As I thought about the story of how that song came to be, it occurred to me what a perfect metaphor it is for any creative endeavor, writing included. Often, what we initially start out with as writers scratches only the very surface of an idea. Just as often, it takes us going back again and again to that idea in order to really dig deep and bring up all the emotion that we can from it.
And this is what true revision is: Going back to our story and asking more from it than we did originally. Being willing to look at the possibility of making big, dramatic, terrifying changes, if those changes will more fully reveal the heart of the story. Being willing to sacrifice anything—characters, plot points, favorite scenes—to get to that point.
I have a young adult novel that is, without question, the book of my heart. All of my books have pieces of my heart, but this one dials deeply into my soul more than anything I've ever written. The setting, the characters, and the themes all speak to really deep parts of myself. Last year, once on my own and once with a mentor as part of Pitch Wars, I revised that book on a large scale twice. The second was especially big—during Pitch Wars, I gave that manuscript a dramatic overhaul, so that it was hardly recognizable as the same book it had been to begin with.
And then it didn't get me an agent. These days, about eight months after shelving that book, I can see why not, and I can also see that it's not ready yet for the YA market. It's been on my mind again this summer, though, and within the next year I'm planning to overhaul it yet again—what will likely be the largest revision yet.

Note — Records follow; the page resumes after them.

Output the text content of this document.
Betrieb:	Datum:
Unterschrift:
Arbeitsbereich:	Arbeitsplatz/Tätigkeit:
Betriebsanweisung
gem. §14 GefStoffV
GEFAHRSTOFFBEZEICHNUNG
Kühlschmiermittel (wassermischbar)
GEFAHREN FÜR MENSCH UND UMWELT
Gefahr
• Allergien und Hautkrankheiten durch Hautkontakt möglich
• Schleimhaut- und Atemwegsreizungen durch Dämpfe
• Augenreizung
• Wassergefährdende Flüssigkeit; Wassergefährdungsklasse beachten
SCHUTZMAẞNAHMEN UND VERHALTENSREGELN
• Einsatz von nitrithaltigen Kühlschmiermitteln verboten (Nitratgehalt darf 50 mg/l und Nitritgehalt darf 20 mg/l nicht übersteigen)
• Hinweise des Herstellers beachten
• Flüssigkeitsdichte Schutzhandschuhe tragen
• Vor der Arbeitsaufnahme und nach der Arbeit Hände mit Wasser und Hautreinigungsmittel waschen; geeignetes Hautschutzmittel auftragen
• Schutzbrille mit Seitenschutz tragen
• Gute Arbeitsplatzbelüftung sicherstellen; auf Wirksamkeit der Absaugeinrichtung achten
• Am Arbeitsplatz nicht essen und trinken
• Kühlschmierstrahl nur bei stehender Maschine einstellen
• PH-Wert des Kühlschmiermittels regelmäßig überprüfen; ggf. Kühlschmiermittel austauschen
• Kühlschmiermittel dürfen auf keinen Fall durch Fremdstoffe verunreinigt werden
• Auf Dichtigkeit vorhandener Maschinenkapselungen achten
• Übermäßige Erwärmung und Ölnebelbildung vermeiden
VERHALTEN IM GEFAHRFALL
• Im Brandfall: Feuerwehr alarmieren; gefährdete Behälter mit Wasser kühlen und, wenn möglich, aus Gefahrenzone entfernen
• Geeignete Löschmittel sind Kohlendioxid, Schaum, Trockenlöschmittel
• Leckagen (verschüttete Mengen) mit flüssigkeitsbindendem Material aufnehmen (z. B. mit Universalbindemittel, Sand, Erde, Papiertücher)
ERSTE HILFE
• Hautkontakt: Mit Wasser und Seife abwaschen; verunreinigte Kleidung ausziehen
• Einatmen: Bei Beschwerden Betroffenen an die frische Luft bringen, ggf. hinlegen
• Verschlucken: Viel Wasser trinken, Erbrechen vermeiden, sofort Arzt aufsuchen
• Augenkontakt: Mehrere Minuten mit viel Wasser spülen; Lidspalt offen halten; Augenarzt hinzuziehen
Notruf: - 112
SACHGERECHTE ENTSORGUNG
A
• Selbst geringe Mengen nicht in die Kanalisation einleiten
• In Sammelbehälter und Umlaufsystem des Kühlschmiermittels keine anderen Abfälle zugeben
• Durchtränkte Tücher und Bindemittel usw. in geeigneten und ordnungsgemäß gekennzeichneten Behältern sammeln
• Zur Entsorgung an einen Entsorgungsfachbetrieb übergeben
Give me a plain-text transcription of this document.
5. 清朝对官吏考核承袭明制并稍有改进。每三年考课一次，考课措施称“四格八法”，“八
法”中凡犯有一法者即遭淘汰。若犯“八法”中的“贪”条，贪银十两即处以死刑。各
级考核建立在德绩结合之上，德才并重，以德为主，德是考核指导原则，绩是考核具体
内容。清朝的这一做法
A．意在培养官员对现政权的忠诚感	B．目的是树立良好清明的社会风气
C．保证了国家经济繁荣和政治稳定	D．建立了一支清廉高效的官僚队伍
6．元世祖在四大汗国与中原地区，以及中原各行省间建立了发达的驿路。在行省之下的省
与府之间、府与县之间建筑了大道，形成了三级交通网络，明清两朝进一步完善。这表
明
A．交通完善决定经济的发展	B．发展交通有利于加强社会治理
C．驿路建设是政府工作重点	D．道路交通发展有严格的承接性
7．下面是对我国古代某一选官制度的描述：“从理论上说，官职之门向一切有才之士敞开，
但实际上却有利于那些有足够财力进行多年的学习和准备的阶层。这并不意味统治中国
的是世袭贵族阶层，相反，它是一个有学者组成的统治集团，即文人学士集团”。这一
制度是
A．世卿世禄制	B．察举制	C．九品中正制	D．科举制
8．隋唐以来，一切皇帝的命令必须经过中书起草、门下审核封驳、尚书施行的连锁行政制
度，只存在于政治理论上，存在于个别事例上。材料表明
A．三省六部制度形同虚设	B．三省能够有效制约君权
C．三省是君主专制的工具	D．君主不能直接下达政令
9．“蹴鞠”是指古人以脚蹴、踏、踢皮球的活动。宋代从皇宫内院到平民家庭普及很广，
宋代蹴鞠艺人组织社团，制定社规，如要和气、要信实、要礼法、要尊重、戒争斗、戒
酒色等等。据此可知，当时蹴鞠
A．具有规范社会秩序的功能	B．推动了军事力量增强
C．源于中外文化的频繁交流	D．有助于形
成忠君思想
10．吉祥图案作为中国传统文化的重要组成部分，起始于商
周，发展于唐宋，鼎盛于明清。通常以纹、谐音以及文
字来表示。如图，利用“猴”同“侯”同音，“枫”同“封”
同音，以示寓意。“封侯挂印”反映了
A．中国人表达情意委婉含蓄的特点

This time, I'll be taking an axe to the actual plot, and when it emerges I suspect that once again, it will be an almost entirely new book (one which will hopefully have a chance at marketability!). It's a little daunting, thinking about revising this book so heavily another time, but it's also exciting—because I know that there's still more, thematically and emotionally, that I can pull from this book than I have in the past.
This is what I wish I'd known, years ago as an experienced-but-still-totally-green writer who thought she knew everything: I wish I would've known that truly, the heart of writing is rewriting. Drafting is fun, and streamlining is crucial. But most books will, at some point, need more than a quick-and-dirty revision to clean things up. Even if they don't need such a dramatic overhaul as my YA novel (most books don't, and mine since then haven't), it's quite likely that there are parts that will still need true rewriting. With the middle grade book that got me my agent, I cut several characters, changed the timeline of the book (and therefore the plot structure), and added in a whole magical realism element that wasn't there for most of the first draft. And, as hard as it was to do some of those things (my very favorite character went on the chopping block!), it was right.
So as you sit down to revise, never fear those big changes. They might just uncover the true hiding place of your story's heart.